Thursday, July 31, 2008

Lessons from a Summer Without Tomatoes

The produce section of my local urban grocery store, recently renovated with wide plank flooring and festive wooden bins to look like the inside of a country barn, boasts piles of tempting summer fruits and vegetables. It all looks delicious, the peaches and corn and deep purple eggplants, but I pause when I reach the tomatoes. And the peppers. And I wonder what other produce might make the news with a new salmonella outbreak.

Google's HealthMap provides a visual compilation of a range of diseases reported in the past 30 days from various sources, and in the U.S. salmonella tops the list. The most recent Salmonella saintpaul outbreak, initially blamed on tainted tomatoes, began in April and was finally traced to a pepper farm in Mexico on July 30, according to an article in the Washington Post. Over 1,300 people contracted Salmonella saintpaul this summer, the article stated.

Earlier this month, the center for Science in the Public Interest called for a better labeling process to track where each piece of produce originates, in order to quickly find the source of tainted foods. Growers fought against more stringent produce labeling for years, but they also lost more than $100 million in revenues when tomatoes were mistakenly blamed for the most recent outbreak.

Just to be safe, I've avoided raw tomatoes all summer. I usually use raw tomatoes year-round, and rarely stop to think about whether they are in season, or where they come from. Chile? Guam? Who knows? All I know is that I need tomatoes for a recipe I'm making. But I'm rethinking my blindness to the seasons, and the price (energy consumption, possible difficult-to-trace foodborne illness) of eating food grown so far away. How many trucks, ships, and airplanes has this produce been on, before it is presented (and misrepresented) to me as if I had pulled off a country road to buy fresh fruit at a farmstand? Lately I've started going to my local farmers' markets for produce, where the path from farm to fork is shorter and far less deceptive.

Thursday, July 24, 2008

New Technology Means New Injuries

Where I live, you can’t throw a pebble without hitting someone who works at a technology company. Technology rules the Bay Area. Blackberries, iPhones, iPods, Bluetooth headsets – I see them everywhere. LinkedIn Profile? Done. Twitter? Been there. Blog? Of course! Don’t you?

Although I work online almost every day, I barely touched anything with a silicon chip in it until I was in college, when PCs were just catching on. When I was ten, I borrowed my parents’ old typewriter to write short stories for fun. I remember that the keys would cross and jam if I typed too fast. Sometime I’d land my hands back on the keyboard wrong after I pushed the carriage return, and type a line of gibberish before I realized what I’d done.

As someone who remembers the drudgery of using carbon paper and correction fluid and smudgy typewriter ribbons at her first office job, I’m all in favor of technological advances. But making things easier can create fresh problems, and as manual and electric typewriters faded away, repetitive strain injuries such as carpal tunnel syndrome began to rise. With a typewriter, you have many built-in breaks for your hands, such as pushing the carriage return or feeding in a fresh sheet of paper. Without any electronic boost, manual typewriter keys also require a fair amount of pressure just to work. All this slows down your typing speed, but it doesn’t hurt your hands.
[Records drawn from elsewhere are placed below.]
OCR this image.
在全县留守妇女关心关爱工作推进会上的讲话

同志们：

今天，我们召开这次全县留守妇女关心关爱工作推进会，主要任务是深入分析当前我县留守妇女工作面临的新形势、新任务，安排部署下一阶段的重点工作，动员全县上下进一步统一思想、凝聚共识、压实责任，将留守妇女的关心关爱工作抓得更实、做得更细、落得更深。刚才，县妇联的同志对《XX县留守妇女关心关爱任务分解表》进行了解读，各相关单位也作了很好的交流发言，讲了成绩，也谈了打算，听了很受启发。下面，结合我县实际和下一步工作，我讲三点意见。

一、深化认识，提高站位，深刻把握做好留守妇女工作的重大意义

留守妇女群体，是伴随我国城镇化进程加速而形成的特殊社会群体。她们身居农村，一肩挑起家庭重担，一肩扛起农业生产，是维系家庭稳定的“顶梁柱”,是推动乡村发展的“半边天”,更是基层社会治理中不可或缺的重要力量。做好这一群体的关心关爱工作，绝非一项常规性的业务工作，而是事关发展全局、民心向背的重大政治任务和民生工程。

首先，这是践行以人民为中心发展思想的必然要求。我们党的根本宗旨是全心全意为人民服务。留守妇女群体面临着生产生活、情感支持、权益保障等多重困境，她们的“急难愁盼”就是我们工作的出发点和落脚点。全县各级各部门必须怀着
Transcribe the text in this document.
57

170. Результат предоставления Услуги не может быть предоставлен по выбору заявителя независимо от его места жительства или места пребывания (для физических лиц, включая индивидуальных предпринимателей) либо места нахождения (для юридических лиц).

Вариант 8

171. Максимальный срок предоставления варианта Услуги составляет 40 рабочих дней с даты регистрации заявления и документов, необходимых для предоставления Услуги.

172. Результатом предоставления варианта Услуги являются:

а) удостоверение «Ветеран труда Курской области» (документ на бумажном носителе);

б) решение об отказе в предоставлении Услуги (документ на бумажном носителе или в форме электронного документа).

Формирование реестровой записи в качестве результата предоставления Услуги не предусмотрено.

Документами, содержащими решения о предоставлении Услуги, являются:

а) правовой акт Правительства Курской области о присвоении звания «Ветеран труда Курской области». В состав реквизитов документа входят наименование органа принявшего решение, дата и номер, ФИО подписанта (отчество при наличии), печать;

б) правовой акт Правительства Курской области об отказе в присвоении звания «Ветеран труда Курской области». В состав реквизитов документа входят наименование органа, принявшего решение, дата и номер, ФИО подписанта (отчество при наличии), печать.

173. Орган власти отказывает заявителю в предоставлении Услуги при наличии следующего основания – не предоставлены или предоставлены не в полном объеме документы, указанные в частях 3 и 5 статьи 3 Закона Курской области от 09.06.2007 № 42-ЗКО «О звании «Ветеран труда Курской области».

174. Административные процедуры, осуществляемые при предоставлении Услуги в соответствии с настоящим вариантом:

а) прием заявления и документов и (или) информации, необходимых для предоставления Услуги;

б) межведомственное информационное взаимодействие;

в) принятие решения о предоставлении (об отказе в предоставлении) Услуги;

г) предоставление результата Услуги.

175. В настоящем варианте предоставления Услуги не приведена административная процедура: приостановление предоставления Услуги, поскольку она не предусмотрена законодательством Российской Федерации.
Today’s keyboards and devices encourage a light touch and micro-movements of the hands and wrist, with minimal breaks. This hardware irritates the nerves, tendons, and muscles in the hands and arms, creating new medical problems such as "Blackberry thumb."

The hardware manufacturers generally seem uninterested in the injuries their devices have caused. Dell Computer, for example, the largest desktop and laptop manufacturer in the world, ships standard PCs with an ergonomically-unwise flat keyboard and mouse. They do provide a handy one-page description of how to set up your desktop computer on their website, but users who want to prevent a repetitive strain injury need to pay extra for break software and ergonomic tools.

Instead of repetitive strain injury prevention, the technology industry has focused on increasing revenues by adding lots of (often unnecessary) features to devices and by shrinking the footprint of silicon chips as much as possible. Smaller chips lower chip manufacturing costs and ultimately technology device costs, and help manufacturers shrink devices to make them lighter and more portable. Not surprisingly, lighter, smaller, cheaper, feature-rich devices are more attractive to customers.

Enter Apple Computer, whose forthcoming MacBook laptop is rumored to have an iPhone-like touch screen user interface. It sounds cool, and probably will sell like hotcakes, but it also sounds like a fresh source of injuries. Using a touch screen, presumably touching the screen lightly with just one or two fingers, is hardly the same experience as pecking away at a typewriter.